団体客がやいのやいのと騒ぐ中、茶屋の主人が彼らの中に割って入って右に左と駆け回る。大きな盆に予め用意していた茶と握り飯をぎっしり乗せて、一同に配膳していった。
(白い飯だ……貴族の行列ならともかく、庶民にあんな大盤振る舞いするなんて)
数ヶ月は口にしていないご馳走が目の前で次々と運ばれていく様子に、義郎は卑しいと恥じつつも唾を飲まずにいられない。
食事が行き渡ると、一行の先達を務めている二人組の祈祷師の内、年下の若い男が法螺貝を吹き鳴らして周囲の耳目を集めた。そして年上の壮年の祈祷師が杖を突いて立ちあがると、貝笛に負けぬよく響く声で話し始める。

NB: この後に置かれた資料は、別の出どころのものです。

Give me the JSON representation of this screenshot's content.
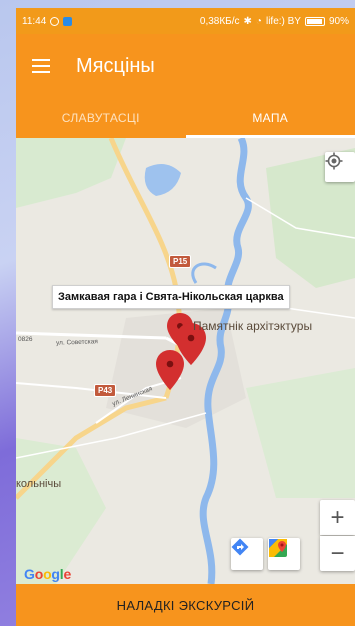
{
  "status_bar": {
    "time": "11:44",
    "network_speed": "0,38КБ/с",
    "carrier": "life:) BY",
    "battery": "90%"
  },
  "app_bar": {
    "title": "Мясціны",
    "menu_icon": "hamburger-menu-icon"
  },
  "tabs": [
    {
      "label": "СЛАВУТАСЦІ",
      "active": false
    },
    {
      "label": "МАПА",
      "active": true
    }
  ],
  "map": {
    "info_window_title": "Замкавая гара і Свята-Нікольская царква",
    "labels": {
      "monument": "Памятнік архітэктуры",
      "village": "кольнічы",
      "street_sovetskaya": "ул. Советская",
      "street_leninskaya": "ул. Ленинская",
      "road_number": "0826"
    },
    "road_shields": [
      "P15",
      "P43"
    ],
    "controls": {
      "locate_icon": "my-location-icon",
      "zoom_in": "+",
      "zoom_out": "−",
      "directions_icon": "directions-icon",
      "maps_icon": "google-maps-icon"
    },
    "attribution": "Google",
    "marker_color": "#d32f2f"
  },
  "bottom_bar": {
    "label": "НАЛАДКІ ЭКСКУРСІЙ"
  },
  "colors": {
    "accent": "#f7941d",
    "status": "#f29a1a"
  }
}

「信心深き善男善女の方々、ようやく出瑞国へ入国しました。ここまでくればあとひと踏ん張り、あと半日歩けば日の暮れぬ内に霊峰出瑞山の大社の、門前の宿場町に辿り着くでしょう。今一度この茶屋で最後の休憩を設けますが、皆様方が足を休めている間に、我が出瑞大社の縁起(事の始まり)を改めて説きたいと存じまする」
年長の祈祷師が挨拶している間に、若い祈祷師が荷物から巻物を取り出して、近くの適当な木の枝に掛け吊るして人々に披露する。巻物の中身は文章ではなく絵で、顔料を惜しげなく使って荘厳に彩色された様々な情景が描かれており、それらは繋がりをもった一つの物語となっているらしかった。
どうやら巡礼者たちが休憩するわずかな合間を利用して絵物語を語り説き、自分たちの奉ずる出瑞の神への教化を促すつもりのようだ。案内している彼らも腰を下ろして一息つきたいであろうに、熱心な布教ぶりである。
(庶民から大社への寄進を募るために、諸国を渡り歩いているだけの事はあるな……)
出瑞祈祷師の旺盛な体力と篤い信仰心に、義郎も内心で感心する。
「そもそも我が出瑞大社の創建は古く、遠く上古の遙かなる神代にまで遡ります。ここでは我が国の建国にまつわる伝説『大国主尊と源主神の国譲り』を引用して、その悠久の年月と荘厳さを実感していただきたく思いまする」
(これからお参りに行く所の昔語りか……せっかくだから聞いて行こう)
皿を見れば餅はまだ残っている。義郎は今しばらくここに留まり、出瑞講の団体の背後から祈祷師の講釈を静かに拝聴する事にした。